A teacher posted in Sheikhnad Primary School told Kashmir Reader that the building has developed multiple cracks in its walls and basement, but the authorities are unmoved, putting at risk the lives of 30 children, mostly girls, and their teachers.
A local resident told Kashmir Reader that most of the children studying in this school belong to the economically backward Monchi families and said that that is why the authorities are ignoring the school’s infrastructure. Villagers added that the tag of school is a curse on this school. “More parents want to admit their children in this school, but the lack of a building and infrastructure doesn’t let them do so,” one said.
“We brought the issue of this school’s building to the notice of several high-ranking officials, but nobody turned their eyes towards us,” said a teacher from the school, adding that there are only two rooms in the total school infrastructure and they too are unsafe. He added that they use the office for kitchen, library and laboratory purposes as well.

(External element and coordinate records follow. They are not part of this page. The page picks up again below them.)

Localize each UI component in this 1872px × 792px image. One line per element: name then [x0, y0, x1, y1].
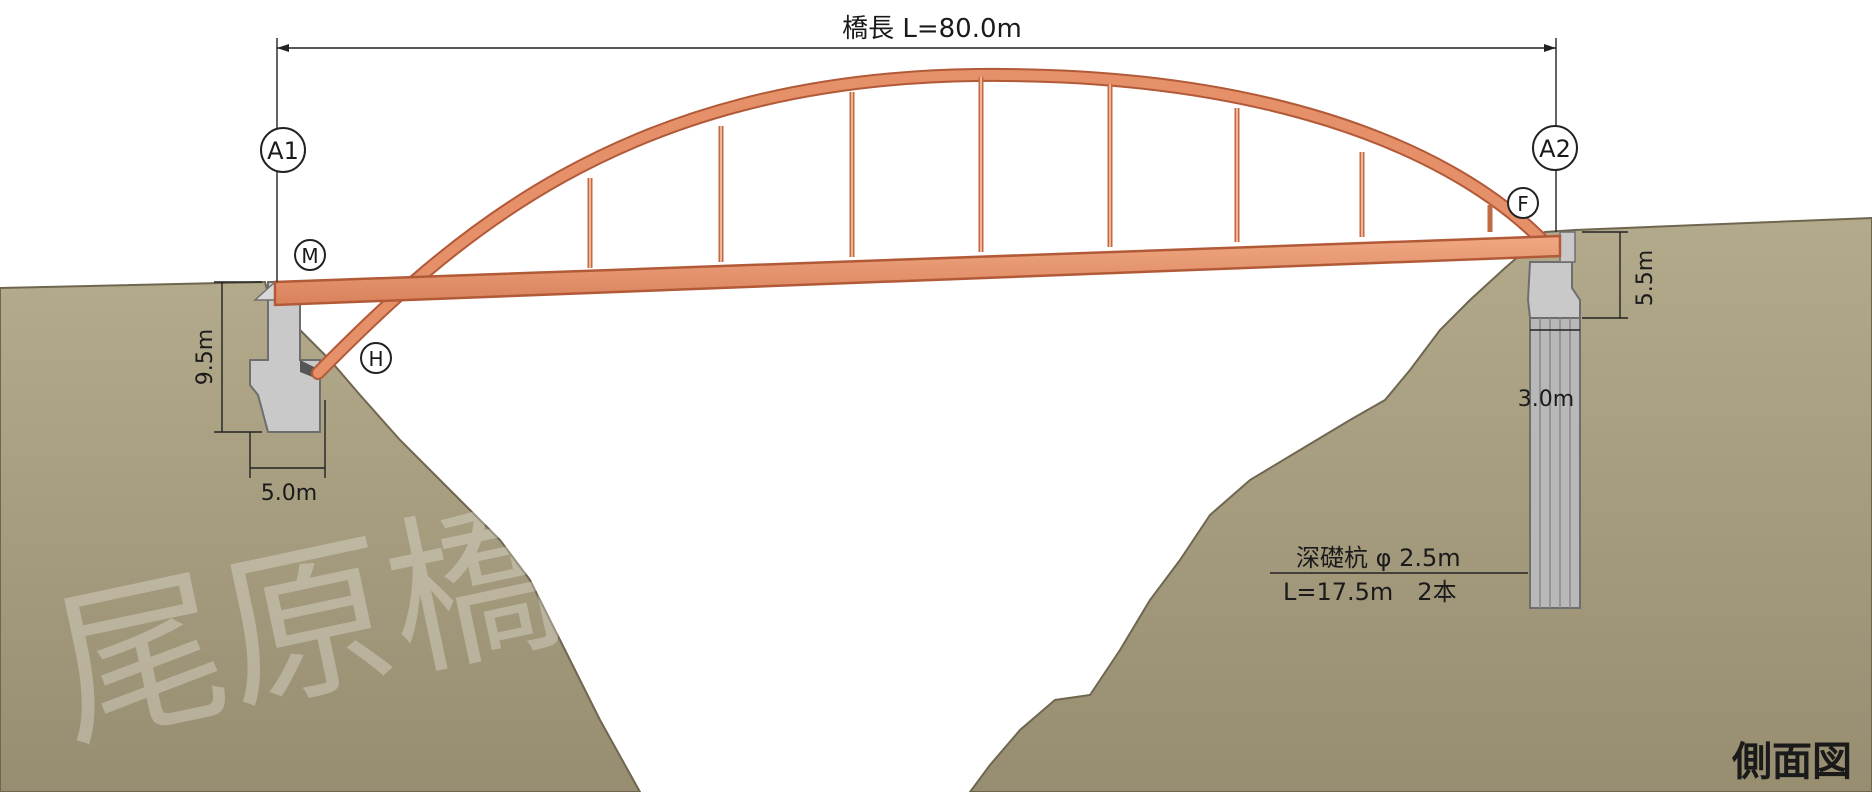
diagram-title: 側面図 [1731, 739, 1852, 785]
a1-width-label: 5.0m [261, 481, 317, 506]
a1-height-label: 9.5m [193, 329, 218, 385]
a2-height-label: 5.5m [1633, 250, 1658, 306]
svg-text:F: F [1517, 192, 1529, 216]
a1-width-dimension [249, 400, 326, 478]
bearing-f-marker: F [1507, 187, 1539, 219]
deck-girder [273, 234, 1562, 307]
a2-width-label: 3.0m [1518, 387, 1574, 412]
a2-height-dimension [1582, 231, 1628, 319]
bearing-m-marker: M [294, 239, 326, 271]
foundation-label-line1: 深礎杭 φ 2.5m [1296, 544, 1461, 572]
svg-text:A1: A1 [267, 137, 299, 165]
arch-rib [311, 67, 1547, 380]
support-a1-marker: A1 [260, 127, 306, 173]
svg-text:M: M [301, 244, 318, 268]
svg-text:H: H [368, 347, 383, 371]
ground-right [968, 216, 1872, 792]
deep-foundation-piles [1529, 317, 1581, 609]
abutment-a2 [1526, 231, 1581, 609]
a1-height-dimension [214, 281, 262, 433]
span-label: 橋長 L=80.0m [842, 14, 1022, 44]
abutment-a1 [249, 280, 321, 433]
support-a2-marker: A2 [1532, 125, 1578, 171]
foundation-label-line2: L=17.5m 2本 [1283, 578, 1457, 606]
bearing-h-marker: H [360, 342, 392, 374]
svg-text:A2: A2 [1539, 135, 1571, 163]
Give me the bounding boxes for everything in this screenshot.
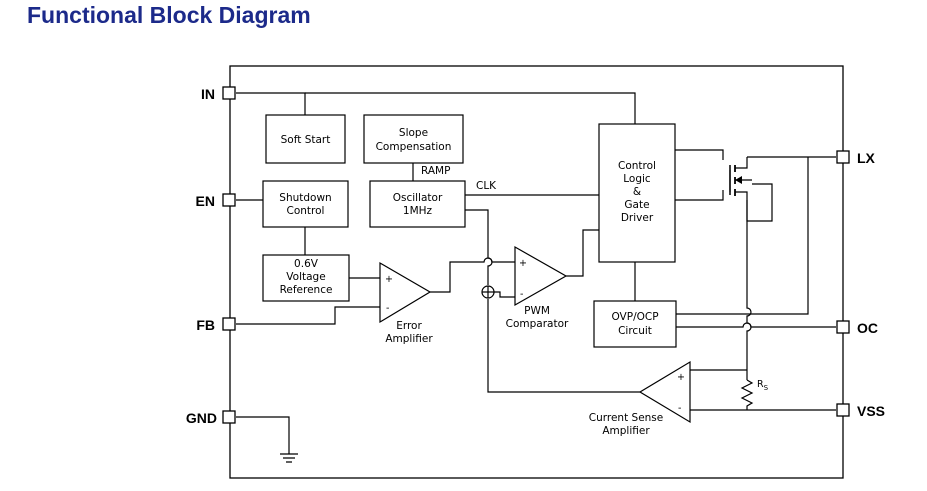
pwm-plus-sign: + <box>519 258 527 269</box>
cs-plus-sign: + <box>677 372 685 383</box>
ovp-ocp-label-1: OVP/OCP <box>611 311 658 323</box>
pin-gnd: GND <box>186 410 236 426</box>
pin-lx-label: LX <box>857 150 876 166</box>
oscillator-label-1: Oscillator <box>393 192 443 204</box>
pin-vss: VSS <box>836 403 885 419</box>
pin-en-label: EN <box>196 193 215 209</box>
ovp-ocp-block <box>593 300 677 348</box>
cs-amp-label-1: Current Sense <box>589 412 663 424</box>
pin-gnd-label: GND <box>186 410 217 426</box>
clk-label: CLK <box>476 180 497 192</box>
control-logic-label-5: Driver <box>621 212 654 224</box>
power-mosfet <box>729 157 752 200</box>
voltage-reference-block <box>262 254 350 302</box>
ea-plus-sign: + <box>385 274 393 285</box>
slope-compensation-block <box>363 114 464 164</box>
pwm-comparator <box>514 245 568 307</box>
control-logic-label-2: Logic <box>623 173 651 185</box>
ovp-ocp-label-2: Circuit <box>618 325 652 337</box>
vref-label-3: Reference <box>280 284 333 296</box>
pin-fb-label: FB <box>196 317 215 333</box>
control-logic-label-1: Control <box>618 160 656 172</box>
shutdown-label-1: Shutdown <box>279 192 331 204</box>
rs-label: RS <box>757 379 769 392</box>
pwm-comp-label-2: Comparator <box>506 318 569 330</box>
error-amp-label-1: Error <box>396 320 422 332</box>
vref-label-2: Voltage <box>286 271 325 283</box>
oscillator-label-2: 1MHz <box>403 205 433 217</box>
pin-vss-label: VSS <box>857 403 885 419</box>
chip-outline <box>229 65 844 479</box>
error-amp-label-2: Amplifier <box>385 333 433 345</box>
oscillator-block <box>369 180 466 228</box>
vref-label-1: 0.6V <box>294 258 319 270</box>
soft-start-label: Soft Start <box>281 134 331 146</box>
ea-minus-sign: - <box>386 303 389 314</box>
pin-lx: LX <box>836 150 876 166</box>
control-logic-label-4: Gate <box>624 199 649 211</box>
page-title: Functional Block Diagram <box>27 2 311 28</box>
soft-start-block <box>265 114 346 164</box>
cs-minus-sign: - <box>678 403 681 414</box>
shutdown-control-block <box>262 180 349 228</box>
pwm-comp-label-1: PWM <box>524 305 550 317</box>
ramp-label: RAMP <box>421 165 450 177</box>
cs-amp-label-2: Amplifier <box>602 425 650 437</box>
control-logic-block <box>598 123 676 263</box>
pin-in: IN <box>201 86 236 102</box>
pwm-minus-sign: - <box>520 289 523 300</box>
shutdown-label-2: Control <box>287 205 325 217</box>
slope-compensation-label-1: Slope <box>399 127 428 139</box>
wires <box>236 92 836 463</box>
pin-oc-label: OC <box>857 320 878 336</box>
pin-en: EN <box>196 193 236 209</box>
pin-oc: OC <box>836 320 878 336</box>
slope-compensation-label-2: Compensation <box>376 141 452 153</box>
control-logic-label-3: & <box>633 186 641 198</box>
pin-in-label: IN <box>201 86 215 102</box>
pin-fb: FB <box>196 317 236 333</box>
current-sense-amplifier <box>638 360 691 424</box>
summing-node <box>481 285 495 299</box>
error-amplifier <box>379 261 432 324</box>
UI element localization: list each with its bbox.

Villagers said that they are apprehensive about the lives of their children studying at this school. They said that the school’s kitchen room is also dysfunctional as ground water enters into it. “Most of the students in the school are girls, but despite tall claims by the government about development and the rights of girls, ‘Beti Bachao Beti Padao’ etc., all their promises turned into big lies,” says Bashir Ahmad, a local whose children are also studying in the said school.
According to official records, the school was established in 1991, but due to substandard material used in its construction, the building is now about to collapse. “There is nothing here but three unsafe rooms; the school has no playground but two roads passing besides it,” a local resident said.
A teacher deputed to the school said that some people living in the neighbourhood are affiliated with the animal bones and skin trade. They apparently used to keep their material near the school’s windows, creating a bad odour and causing teachers to become apprehensive about the students’ health. Furthermore, as a villager said, “The school’s surroundings are filled with dirt and waste, which in no way is near any other school in the state.”
At Chanpora, another government primary school has only four students studying with a single teacher to run all the school’s operations.
Villagers from Chanpora told Kashmir Reader that the school’s downfall was brought about by the Rehbar-e-Taleem teachers who were selected by the government but lack competence to teach. The villagers said that there used to be almost a hundred students studying in the school some years ago, but when parents saw their children not getting quality education, they shifted them to private schools.
A local resident who wished not to be named told Kashmir Reader that there is a private school in the village which has almost 200 students enrolled, but that is because teachers there provide quality education as compared to this government school. “Who would like to get costly education for children? The teachers do not teach sincerely, due to which nobody trusts government schools,” he said.
When this reporter visited the school at around 11:30 am, the single teacher deputed there was comfortably enjoying herself on a mattress, wrapped in a blanket. The students were playing and squabbling with each other.
Chief Education Officer, Shopian, Muhammed Sadiq Chichi told Kashmir Reader that nobody brought these issues in his notice. “Actually we have nowhere a single teacher for any school. I will seek an immediate report from the concerned zonal education officer about the status and infrastructure of these schools and after that the needful action will be done,” he said.